Nigerian Fintech Startup ImaliPay secures $3M Seed Funding for expansion
ImaliPay, a fintech startup that bills itself as a one-stop shop for financial services, recently received a loan and equity investment of $3 million.
In 2020, the fintech received a $800,000 pre-seed investment.
Tatenda Furusa and Oluwasanmi Akinmusire founded it in late 2020 after Furusa witnessed the difficulties ride-hailing drivers faced in obtaining working capital and dealing with events such as running out of fuel in Nairobi.
ImaliPay’s pilot was inspired by Furusa’s experience: a buy now, pay later (BNPL) gas product for two-wheeler gig platforms, which the company provided to SafeBoda riders through a partnership with a few petrol stations in Ibadan, Nigeria.
The company then created a partner ecosystem, with some partners providing new consumer access and others maintaining the ecosystem and marketplace.
Sycamore, which was founded in 2019 by Babatunde Akin-Moses, Onyinye Okonji, and Mayowa Adeosun, uses proprietary risk assessment tools to award business loans on the same day via its website and recently launched mobile app.
According to Furusa, ImaliPay has expanded its offerings to include spare parts, smartphones, power banks, savings and investments, and insurance packaged with those products.
The company has woven these products together, as it did with accident insurance and income protection loss insurance, so that gig workers can qualify for each based on their transactional activity.
The first is primarily due to flaws in the gig platforms. Bolt, Glovo, SWVL, Amitruck, Safeboda, Gokada, and Max.ng are among the 15 partners in this category.
ImaliPay has collaborated with platforms in Kenya and South Africa to offer additional financial services like health and income protection insurance, savings, and collaboration with other gig platforms.
Lami, Cowrywise, Ola Energy, Total Energies, HiFi Corporation, and Britam are among the 35 companies represented. It connects its APIs to partner companies or directly provides these financial services to gig workers on this platform via an independent app, chatbot, or USSD.

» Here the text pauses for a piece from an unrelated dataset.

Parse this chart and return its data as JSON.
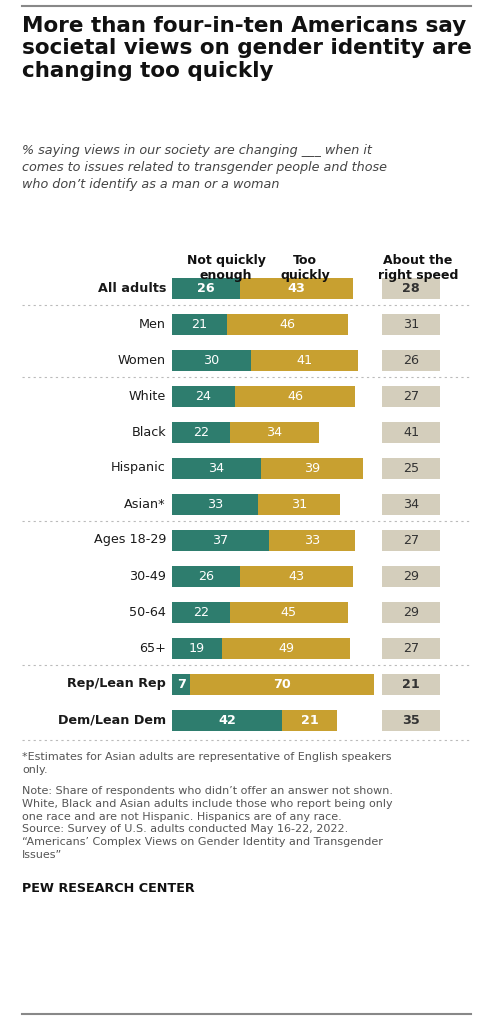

ImaliPay’s customer base has grown 60 times in just 15 months. The startup’s services are used by “tens of thousands” of gig workers via 4,500 vendor partners, according to the company.
Over 200,000 transactions have been completed on the ImaliPay platform. The pan-African integrated financing provider earns money through transaction and referral fees.
COO Akinmusire and Furusa met while working at Cellulant prior to founding ImaliPay. Before closing this seed round, they received funding from the Google Black Founders Fund in October of last year.
Follow-on investors in the round included Ten 13, Uncovered Fund, MyAsia VC, Jedar Capital, Logos Ventures, Plug N Play Ventures, Untapped Global, Latam Ventures, Cliff Angels, Chandaria Capital, and Changecom. Keisuke Honda of KSK Angels participated, as did other angel investors from Serbia, Kenya, and Norway.
According to the founders, the funds will be used to expand the company’s 50-person workforce, improve technology, and expand into other markets such as Ghana and Egypt.